- fair use only
- Born: Geraldine Maitland Aves 22 August 1898 Hertfordshire, England
- Died: 23 June 1986 (aged 87)
- Education: Newnham College, Cambridge
- Occupation: Civil servant
- Notable work: The Voluntary Worker in the Social Services

= Geraldine Aves =

English civil servant and social reformer

Dame Geraldine Maitland Aves, DBE (22 August 1898 – 23 June 1986) was a British civil servant, United Nations advisor on welfare, and social reformer.

== Early life ==
Aves was born on 22 August 1898 in Hertfordshire to social reformer Harry Ernest Aves and Eva Mary Aves (born Maitland). Her mother was a daughter of suffragist and educationalist Emma Maitland. She was educated at Frognal School and then Newnham College, Cambridge, where she graduated with third-class honours in economics. During her time at university, she became president of the Women's University Settlement, which worked to promote the welfare of women and children in deprived areas of London.

== Social work ==
In 1924, Aves became a school care organiser for London County Council, starting as an assistant care organiser. Care organisers were usually expected to hold a diploma in a social science, but Theodora Morton accepted her economics degree as a substitute. She was promoted to Principal Assistant Organiser in 1930. In 1938, she was involved in planning the evacuation of children, a role she held until 1941. She became permanent Chief Welfare Officer in the Ministry of Health in 1946, a role she had held on secondment during the Second World War, from 1941. In this role, which she held until the 1963, she supported post-war reforms of welfare and the establishment of a modern social service system. She worked on secondment for brief periods at both the United Nations Relief and Rehabilitation Administration, as chief child care consultant in Europe, and the Home Office at the start of this role.

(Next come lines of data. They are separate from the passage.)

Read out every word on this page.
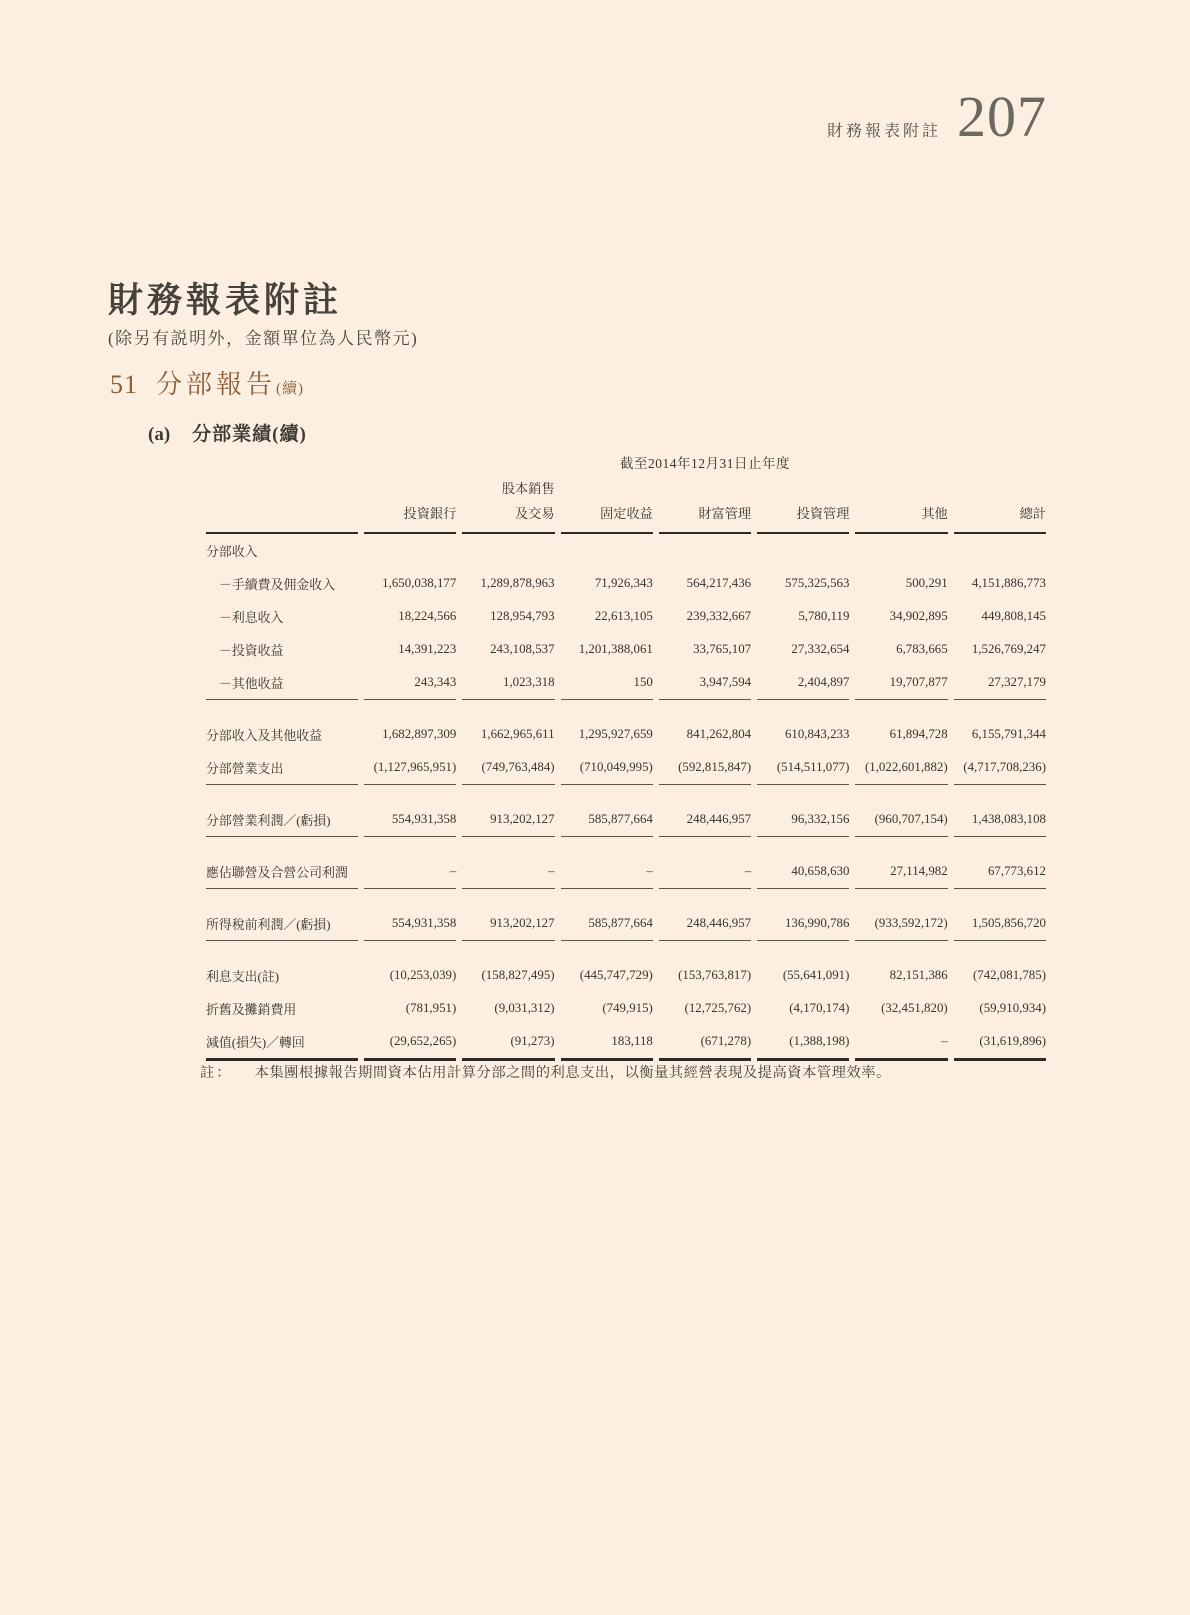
財務報表附註 207
財務報表附註
(除另有説明外，金額單位為人民幣元)
51 分部報告(續)
(a) 分部業績(續)
	截至2014年12月31日止年度						
	投資銀行	股本銷售
及交易	固定收益	財富管理	投資管理	其他	總計
分部收入							
－手續費及佣金收入	1,650,038,177	1,289,878,963	71,926,343	564,217,436	575,325,563	500,291	4,151,886,773
－利息收入	18,224,566	128,954,793	22,613,105	239,332,667	5,780,119	34,902,895	449,808,145
－投資收益	14,391,223	243,108,537	1,201,388,061	33,765,107	27,332,654	6,783,665	1,526,769,247
－其他收益	243,343	1,023,318	150	3,947,594	2,404,897	19,707,877	27,327,179

分部收入及其他收益	1,682,897,309	1,662,965,611	1,295,927,659	841,262,804	610,843,233	61,894,728	6,155,791,344
分部營業支出	(1,127,965,951)	(749,763,484)	(710,049,995)	(592,815,847)	(514,511,077)	(1,022,601,882)	(4,717,708,236)

分部營業利潤／(虧損)	554,931,358	913,202,127	585,877,664	248,446,957	96,332,156	(960,707,154)	1,438,083,108

應佔聯營及合營公司利潤	–	–	–	–	40,658,630	27,114,982	67,773,612

所得稅前利潤／(虧損)	554,931,358	913,202,127	585,877,664	248,446,957	136,990,786	(933,592,172)	1,505,856,720

利息支出(註)	(10,253,039)	(158,827,495)	(445,747,729)	(153,763,817)	(55,641,091)	82,151,386	(742,081,785)
折舊及攤銷費用	(781,951)	(9,031,312)	(749,915)	(12,725,762)	(4,170,174)	(32,451,820)	(59,910,934)
減值(損失)／轉回	(29,652,265)	(91,273)	183,118	(671,278)	(1,388,198)	–	(31,619,896)
註： 本集團根據報告期間資本佔用計算分部之間的利息支出，以衡量其經營表現及提高資本管理效率。
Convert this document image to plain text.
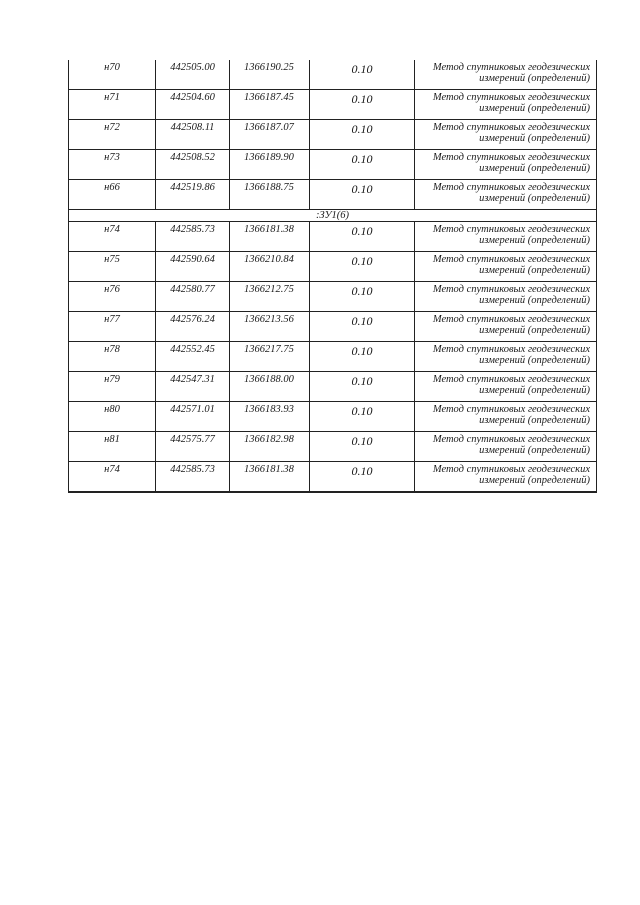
н70	442505.00	1366190.25	0.10	Метод спутниковых геодезических
измерений (определений)

н71	442504.60	1366187.45	0.10	Метод спутниковых геодезических
измерений (определений)

н72	442508.11	1366187.07	0.10	Метод спутниковых геодезических
измерений (определений)

н73	442508.52	1366189.90	0.10	Метод спутниковых геодезических
измерений (определений)

н66	442519.86	1366188.75	0.10	Метод спутниковых геодезических
измерений (определений)

:ЗУ1(6)				
н74	442585.73	1366181.38	0.10	Метод спутниковых геодезических
измерений (определений)

н75	442590.64	1366210.84	0.10	Метод спутниковых геодезических
измерений (определений)

н76	442580.77	1366212.75	0.10	Метод спутниковых геодезических
измерений (определений)

н77	442576.24	1366213.56	0.10	Метод спутниковых геодезических
измерений (определений)

н78	442552.45	1366217.75	0.10	Метод спутниковых геодезических
измерений (определений)

н79	442547.31	1366188.00	0.10	Метод спутниковых геодезических
измерений (определений)

н80	442571.01	1366183.93	0.10	Метод спутниковых геодезических
измерений (определений)

н81	442575.77	1366182.98	0.10	Метод спутниковых геодезических
измерений (определений)

н74	442585.73	1366181.38	0.10	Метод спутниковых геодезических
измерений (определений)
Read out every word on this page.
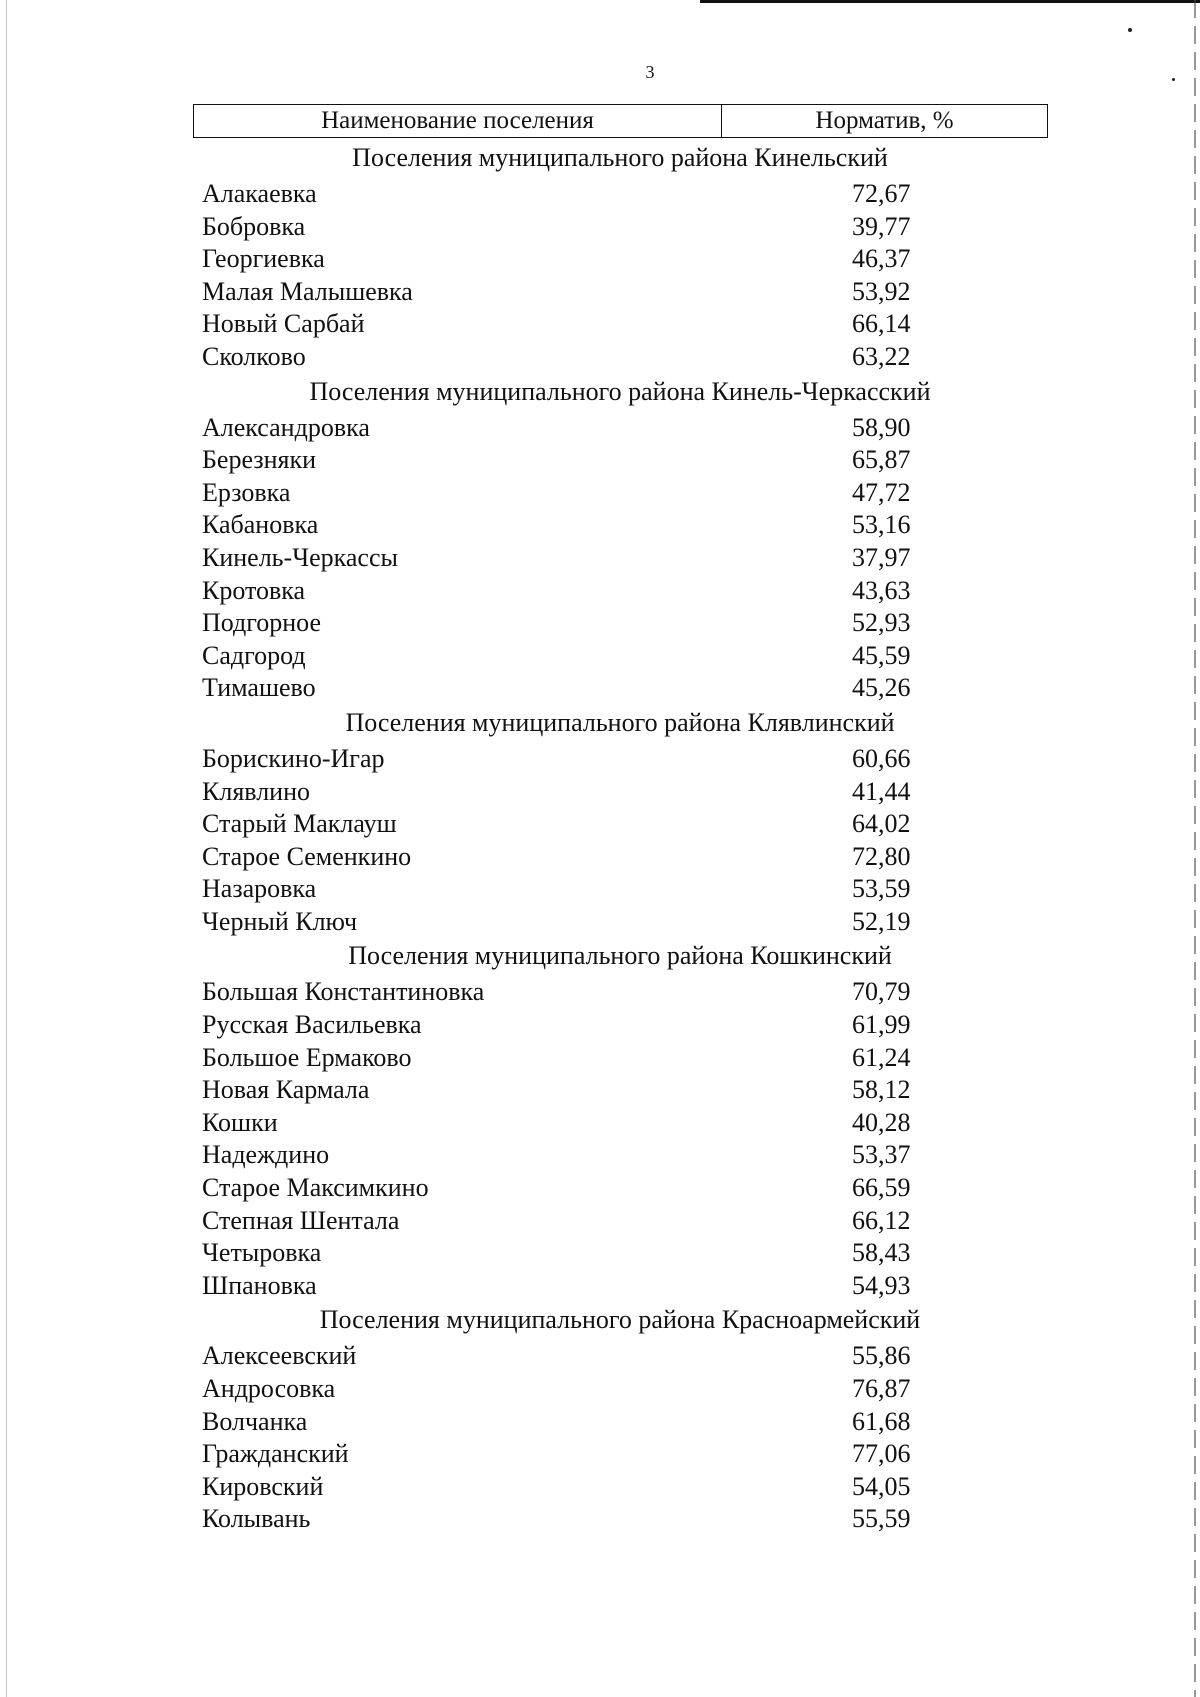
3
Наименование поселения	Норматив, %
Поселения муниципального района Кинельский
Алакаевка	72,67
Бобровка	39,77
Георгиевка	46,37
Малая Малышевка	53,92
Новый Сарбай	66,14
Сколково	63,22
Поселения муниципального района Кинель-Черкасский
Александровка	58,90
Березняки	65,87
Ерзовка	47,72
Кабановка	53,16
Кинель-Черкассы	37,97
Кротовка	43,63
Подгорное	52,93
Садгород	45,59
Тимашево	45,26
Поселения муниципального района Клявлинский
Борискино-Игар	60,66
Клявлино	41,44
Старый Маклауш	64,02
Старое Семенкино	72,80
Назаровка	53,59
Черный Ключ	52,19
Поселения муниципального района Кошкинский
Большая Константиновка	70,79
Русская Васильевка	61,99
Большое Ермаково	61,24
Новая Кармала	58,12
Кошки	40,28
Надеждино	53,37
Старое Максимкино	66,59
Степная Шентала	66,12
Четыровка	58,43
Шпановка	54,93
Поселения муниципального района Красноармейский
Алексеевский	55,86
Андросовка	76,87
Волчанка	61,68
Гражданский	77,06
Кировский	54,05
Колывань	55,59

Aves held various short-term positions in family and child welfare for the United Nations alongside her role in the Ministry for Health throughout her tenure there.

She was a governor of the National Institute for Social Work from 1961–1971, and served as chair of the National Corporation for the Care of Old People from 1965–1972. She chaired the Commission on the Role of the Voluntary Worker in the Social Services from its establishment by the National Council of Social Services in 1966. Her 1969 report on the role of volunteers in social service, The Voluntary Worker in the Social Services, led to the establishment of the Volunteer Centre. It encouraged an increase in the number of volunteers involved in health and social services, a proposal which was opposed by trade unions.

== The Volunteer Centre ==
The Volunteer Centre was established in January 1973, with future Labour MP Mike Thomas as director and Aves a founder member of its board of governors. She became vice-president in 1974. The centre "took on the role of collecting and distributing information on volunteer recruitment and training". Her work, which had been recognised in part due to the advocacy of economist Brian Abel-Smith, with the Volunteer Centre led to her becoming a Dame in 1977.

In 1975, Aves chaired an independent commission for the National Association of Voluntary Help Organisers.

== Personal life ==
Aves lived in Highgate for most of her life. She was a member of the Highgate Literary and Scientific Institution, and enjoyed birdwatching. She was baptised at the age of thirty-four, and went on to serve on the Diocese of London's Board for Social Responsibility from 1977.

She died on 23 June 1986, with a memorial service held for her on 15 October, officiated by the Bishop of Stepney.

== Honours ==
Aves was appointed an Officer of the Order of the British Empire (OBE) in the 1946 New Year Honours for her contribution to wartime social services, before being made a Commander of the Order of the British Empire (CBE) in the 1963 New Year Honours on her retirement from the Civil Service. She was made a Dame Commander of the Order of the British Empire (DBE) in the 1977 New Year Honours.